Helmut Stieger ist im Lindenhof Restaurantleiter, Sommelier – und Wanderführer. Mit Schrecken erinnert er sich an die Tour mit einem jungen Ungarn hoch zur Veneziaspitze im Martelltal. Sie hat ihn geprägt – und ihn im Umgang mit Gästen noch verantwortungsvoller gemacht.

Hoch oben, kurz vor der Veneziaspitze, habe ich die falsche

Entscheidung getroffen. Wir hatten bis dahin schon viel mehr Zeit gebraucht, als ich geplant hatte. Ich sah meinen erschöpften Begleiter, ich sah, wie das Unwetter, das für den späten Nachmittag prognostiziert worden war, immer näher rückte. Ich sah – nur einen Ausweg: Wir mussten schnell nach unten kommen. So schnell wie möglich. Aber: nie wieder werde ich mich, wenn ich nicht allein bin, für eine Strecke entscheiden, die ich nicht kenne. Das verspreche ich. Großes Ehrenwort.

Zu meiner Entschuldigung muss man sagen: ich war jung. Damals. Und Laszlo auch. Laszlo kam aus Ungarn und hatte von Anfang an nur ein Ziel: Er wollte hoch auf die Gipfel. So wie Reinhold Messner. Alles, was er über unseren Südtiroler Bergsteigerkönig zu lesen oder zu sehen bekam, trichterte er sich ein. Er arbeitete in der Küche. Aber Messner war sein Vorbild. Er wollte Bergsteiger werden, das war sein Traum schon in der Heimat. Und als er die Berge in Südtirol sah, ist er vielleicht sogar zum Albtraum geworden. Er kaufte sich die teuerste und modernste Ausrüstung mit allem, was dazu gehört. Er übte, kalte Nächte im Thermozelt zu verbringen.

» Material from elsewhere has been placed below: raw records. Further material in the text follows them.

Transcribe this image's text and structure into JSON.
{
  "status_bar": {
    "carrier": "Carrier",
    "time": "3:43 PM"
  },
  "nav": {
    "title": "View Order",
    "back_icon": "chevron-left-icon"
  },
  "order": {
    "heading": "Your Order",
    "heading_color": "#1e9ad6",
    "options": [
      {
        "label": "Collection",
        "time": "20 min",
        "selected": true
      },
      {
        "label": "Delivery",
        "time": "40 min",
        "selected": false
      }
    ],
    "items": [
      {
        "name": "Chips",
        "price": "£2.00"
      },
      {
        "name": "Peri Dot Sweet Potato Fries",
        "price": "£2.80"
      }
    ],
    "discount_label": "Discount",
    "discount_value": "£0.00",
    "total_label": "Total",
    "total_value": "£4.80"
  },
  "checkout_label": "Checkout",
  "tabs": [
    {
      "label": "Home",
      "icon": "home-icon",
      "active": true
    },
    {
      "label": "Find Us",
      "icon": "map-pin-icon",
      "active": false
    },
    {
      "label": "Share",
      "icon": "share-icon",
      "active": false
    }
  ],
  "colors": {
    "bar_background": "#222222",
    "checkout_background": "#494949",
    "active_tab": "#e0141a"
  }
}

Weil ich glaubte, dass er wirklich zum Bergsteiger berufen war und entsprechende Kondition voraussetzte, ließ ich mich von ihm überreden. Ich nahm ihn mit auf eine Tour ins Martelltal. Marteller Hütte, die drei Spitzen am Marteller Hauptkamm

und der Abstieg über die Vordere Rotspitze. Der Wetterbericht sagte zwar für den späten Nachmittag ein Unwetter voraus, aber wir starteten in aller Herrgottsfrühe. Viel mehr als sieben Stunden, so war mein Plan, sind wir nicht unterwegs. Allein schaffe ich die Gipfelwanderung locker in sechs Stunden.

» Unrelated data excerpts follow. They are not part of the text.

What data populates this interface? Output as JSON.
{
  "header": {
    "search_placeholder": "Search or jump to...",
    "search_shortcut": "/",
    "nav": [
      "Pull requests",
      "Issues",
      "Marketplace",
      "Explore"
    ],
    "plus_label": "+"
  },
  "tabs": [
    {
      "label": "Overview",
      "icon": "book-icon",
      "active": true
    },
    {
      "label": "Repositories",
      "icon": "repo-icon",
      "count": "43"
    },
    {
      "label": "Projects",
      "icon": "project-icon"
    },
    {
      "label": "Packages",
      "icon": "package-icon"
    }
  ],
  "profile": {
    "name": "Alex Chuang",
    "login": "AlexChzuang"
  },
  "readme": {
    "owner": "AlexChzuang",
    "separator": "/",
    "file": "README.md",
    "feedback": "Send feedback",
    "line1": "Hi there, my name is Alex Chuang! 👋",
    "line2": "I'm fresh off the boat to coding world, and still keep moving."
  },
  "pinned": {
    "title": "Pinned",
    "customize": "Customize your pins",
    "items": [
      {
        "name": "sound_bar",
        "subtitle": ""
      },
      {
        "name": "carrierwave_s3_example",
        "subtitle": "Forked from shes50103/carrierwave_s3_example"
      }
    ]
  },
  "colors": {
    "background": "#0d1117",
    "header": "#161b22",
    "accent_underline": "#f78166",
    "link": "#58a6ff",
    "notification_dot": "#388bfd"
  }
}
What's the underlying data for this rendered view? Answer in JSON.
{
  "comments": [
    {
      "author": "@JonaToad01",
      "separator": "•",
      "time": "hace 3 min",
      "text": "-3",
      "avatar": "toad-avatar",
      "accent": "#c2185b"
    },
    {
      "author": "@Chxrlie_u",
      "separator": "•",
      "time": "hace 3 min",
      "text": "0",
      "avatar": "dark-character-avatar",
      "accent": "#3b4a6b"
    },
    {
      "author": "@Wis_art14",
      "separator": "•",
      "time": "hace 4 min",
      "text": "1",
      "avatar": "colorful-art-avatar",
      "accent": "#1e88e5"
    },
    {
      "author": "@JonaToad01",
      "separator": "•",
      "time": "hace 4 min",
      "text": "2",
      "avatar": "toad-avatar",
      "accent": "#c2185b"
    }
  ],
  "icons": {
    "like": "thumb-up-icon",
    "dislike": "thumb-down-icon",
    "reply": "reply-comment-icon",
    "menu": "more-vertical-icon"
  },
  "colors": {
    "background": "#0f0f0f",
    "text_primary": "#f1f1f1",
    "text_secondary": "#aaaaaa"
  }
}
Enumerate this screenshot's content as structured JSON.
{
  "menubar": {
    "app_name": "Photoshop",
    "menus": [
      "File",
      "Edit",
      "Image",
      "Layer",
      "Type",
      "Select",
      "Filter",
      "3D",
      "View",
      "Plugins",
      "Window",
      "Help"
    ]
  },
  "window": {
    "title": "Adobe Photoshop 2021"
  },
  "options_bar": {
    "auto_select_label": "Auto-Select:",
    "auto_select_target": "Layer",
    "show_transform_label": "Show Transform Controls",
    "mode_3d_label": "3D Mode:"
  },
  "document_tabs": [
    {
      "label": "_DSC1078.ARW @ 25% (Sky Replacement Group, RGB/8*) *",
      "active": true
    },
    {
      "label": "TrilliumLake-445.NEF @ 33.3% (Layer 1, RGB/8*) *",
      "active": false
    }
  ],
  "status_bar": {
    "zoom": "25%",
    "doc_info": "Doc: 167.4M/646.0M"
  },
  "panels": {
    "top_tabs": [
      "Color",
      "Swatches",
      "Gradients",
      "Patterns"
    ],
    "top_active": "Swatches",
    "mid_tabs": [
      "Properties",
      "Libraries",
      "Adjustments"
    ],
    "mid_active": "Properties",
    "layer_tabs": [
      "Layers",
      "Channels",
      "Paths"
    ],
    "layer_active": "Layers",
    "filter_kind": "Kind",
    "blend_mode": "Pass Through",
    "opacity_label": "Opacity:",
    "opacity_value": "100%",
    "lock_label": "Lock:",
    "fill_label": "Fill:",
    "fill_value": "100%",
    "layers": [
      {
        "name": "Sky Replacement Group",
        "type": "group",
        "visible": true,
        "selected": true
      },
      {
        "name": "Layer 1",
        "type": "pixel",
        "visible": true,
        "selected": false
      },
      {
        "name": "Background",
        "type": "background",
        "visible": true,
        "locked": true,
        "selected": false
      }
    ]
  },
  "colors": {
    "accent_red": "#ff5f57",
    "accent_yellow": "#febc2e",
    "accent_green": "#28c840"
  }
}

Allein. Aber ich hatte Laszlo dabei.

Die ersten Zweifel kommen mir auf 2.610 Meter Höhe. Wir sind auf dem Weg zur Marteller Hütte. Laszlo atmet schon schwer, was vielleicht daran liegt, dass er nicht gewohnt ist, 15 Kilo Gepäck mit sich zu schleppen. 15 Kilo sind es gewesen. Bestimmt. Für die Tour über die Gletscher braucht man ein Steigeisen, einen Stehpickel, einen Eispickel, Kletterseil, Schnüre, Proviant, Wasser. Ein zweites Paar Stiefel kann nichts schaden, warme Kleidung auch nicht.

Von der Marteller Hütte aus geht es steil nach oben. Über das Gletschergebiet hängen wir zusammen am Seil. Laszlo stürzt immer wieder, weil er es nicht gewohnt ist, mit den Steigeisen breiter zu laufen. Sie verhaken sich schnell. Das kostet Zeit – und mich Nerven. Weil ich Angst um ihn habe, schließlich braucht er auch den Pickel in der Hand, der am Armgelenk mit einer Schleife befestigt ist. Nicht auszudenken, wenn er auf diesen Pickel… Ich achte mehr auf ihn als auf mich.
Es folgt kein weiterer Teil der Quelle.